Over the years Ginny and I have spent a few interludes away from Alaska, once while I studied for a graduate degree at Johns Hopkins and another time when I worked on a Buddhist monastery in New York When our kids were 4 and 6 we took them to Nepal where we trekked for 55 days through the mountains halfway across the country to the village where I had lived when in the Peace Corps. We found trekking with kids to be a great icebreaker with the Nepalese villagers.
It wasn't until the mid-eighties that I finally discovered my true calling in life. Contrary to Tom Tobey's imaginative note in the Archon I have never dabbled in politics - except as a frequent critic! It was the romantic life of a septic engineer that ultimately captured my soul, and I've been fully immersed in the ebb and flow of this work ever since. It is difficult to describe the feeling of oneness that develops between man and job. All my colleagues sense it immediately, however, and frequently comment upon it. I can almost visualize GDA's public relations office wanting to post my c.v. right up there alongside those of Peter Machinist and Steve Barkin in their proud roster of alumni accomplishments.
Thankfully, our kids did not do to us what we did to our parents. After surviving public high school here in Alaska and college "Outside", both have returned to live nearby. Our daughter, Heather, migrates each summer to remote Aleutian Island field camps to conduct bird biology research. Son, Ian, does computer mapping consulting work to occupy the time when he and his girlfriend aren't hewing timbers for their hand-made house only a mile by trail through the forest from ours. Our current favorite summertime recreations include orienteering and sea kayaking along sections of Alaska's intricate coastline. More and more often when the long winter sets in we set off for treks and travels around the world so that Ginny can break her ankles in exotic locations and be operated on by foreign doctors.

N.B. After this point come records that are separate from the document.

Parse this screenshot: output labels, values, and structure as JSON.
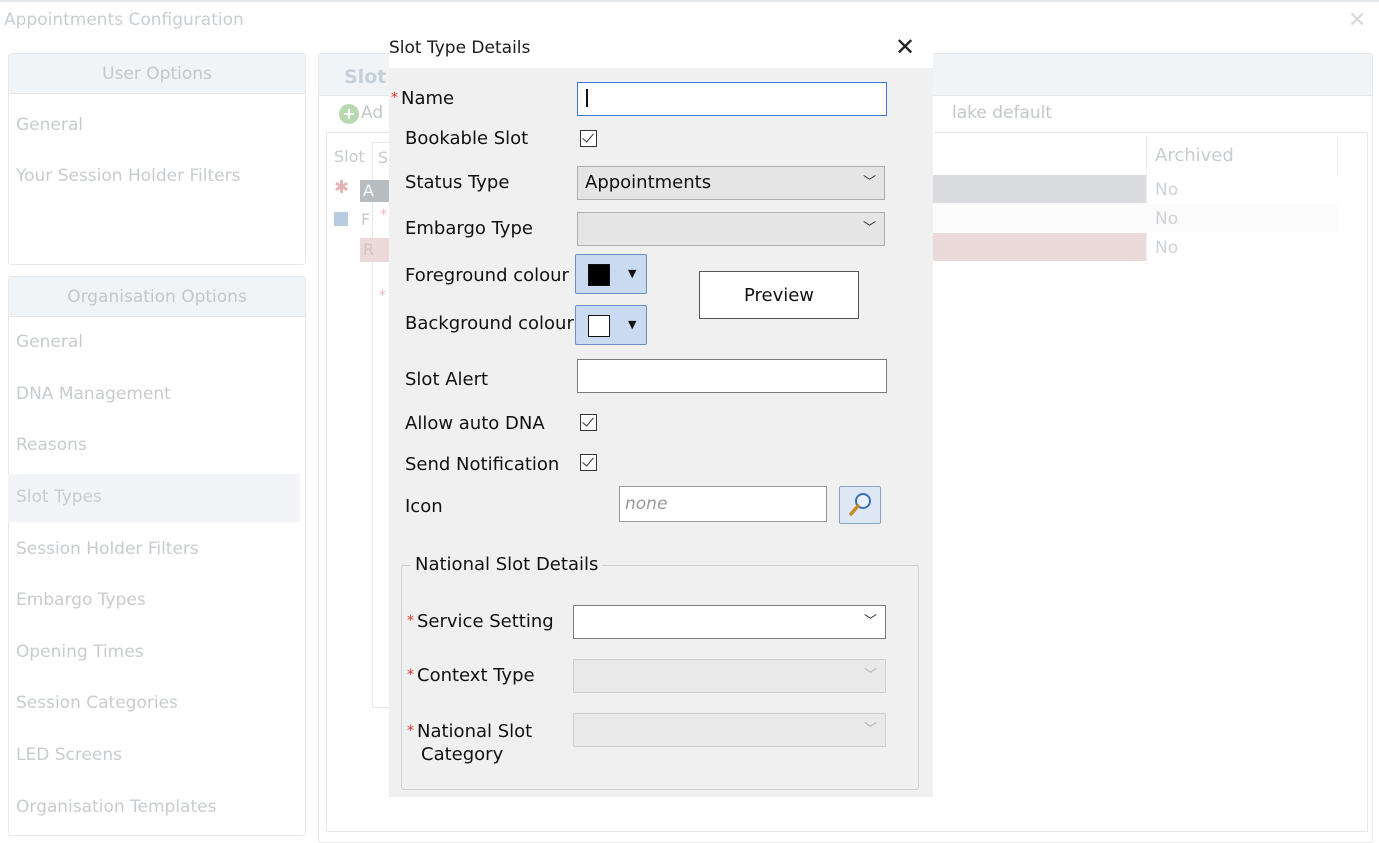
{
  "window": {
    "title": "Appointments Configuration",
    "close_icon": "close-icon"
  },
  "user_options": {
    "header": "User Options",
    "items": [
      "General",
      "Your Session Holder Filters"
    ]
  },
  "org_options": {
    "header": "Organisation Options",
    "items": [
      "General",
      "DNA Management",
      "Reasons",
      "Slot Types",
      "Session Holder Filters",
      "Embargo Types",
      "Opening Times",
      "Session Categories",
      "LED Screens",
      "Organisation Templates"
    ],
    "selected": "Slot Types"
  },
  "main_panel": {
    "header_fragment": "Slot",
    "toolbar_add_fragment": "Ad",
    "toolbar_make_default_fragment": "lake default",
    "grid_label_fragment": "Slot",
    "grid_filter_fragment": "S",
    "tree_item_a": "A",
    "tree_item_f": "F",
    "tree_item_r": "R",
    "archived_header": "Archived",
    "archived_values": [
      "No",
      "No",
      "No"
    ]
  },
  "dialog": {
    "title": "Slot Type Details",
    "name_label": "Name",
    "name_value": "",
    "bookable_label": "Bookable Slot",
    "bookable_checked": true,
    "status_type_label": "Status Type",
    "status_type_value": "Appointments",
    "embargo_type_label": "Embargo Type",
    "embargo_type_value": "",
    "foreground_label": "Foreground colour",
    "foreground_color": "#000000",
    "background_label": "Background colour",
    "background_color": "#ffffff",
    "preview_label": "Preview",
    "slot_alert_label": "Slot Alert",
    "slot_alert_value": "",
    "auto_dna_label": "Allow auto DNA",
    "auto_dna_checked": true,
    "send_notification_label": "Send Notification",
    "send_notification_checked": true,
    "icon_label": "Icon",
    "icon_placeholder": "none",
    "national": {
      "legend": "National Slot Details",
      "service_setting_label": "Service Setting",
      "service_setting_value": "",
      "context_type_label": "Context Type",
      "context_type_value": "",
      "slot_category_label_line1": "National Slot",
      "slot_category_label_line2": "Category",
      "slot_category_value": ""
    }
  },
  "colors": {
    "accent_focus": "#3b78d8",
    "required_star": "#e0342c",
    "row1_bg": "#d9dbde",
    "row3_bg": "#ecd9d9"
  }
}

I know this bio is far too long, but that is what people say about my Christmas newsletters every year, and this one is trying to span 40 years. I have been genuinely surprised at my reaction to being "outed" by John Tarbell. Memories that I had long repressed almost into oblivion are gradually resurfacing in a much more benign form. Although it may not have been evident to my teachers at the time, some of their lessons actually did sink in. I particularly appreciate David William's valiant efforts to instill literary awareness through John Brown's Body. I also regret never having properly thanked Ben Stone for his wise counsel and mathematical motivation. Thanks, fellow classmates, for all your efforts at reconnecting. I'll be with you in spirit this June and would welcome further contact from any of you.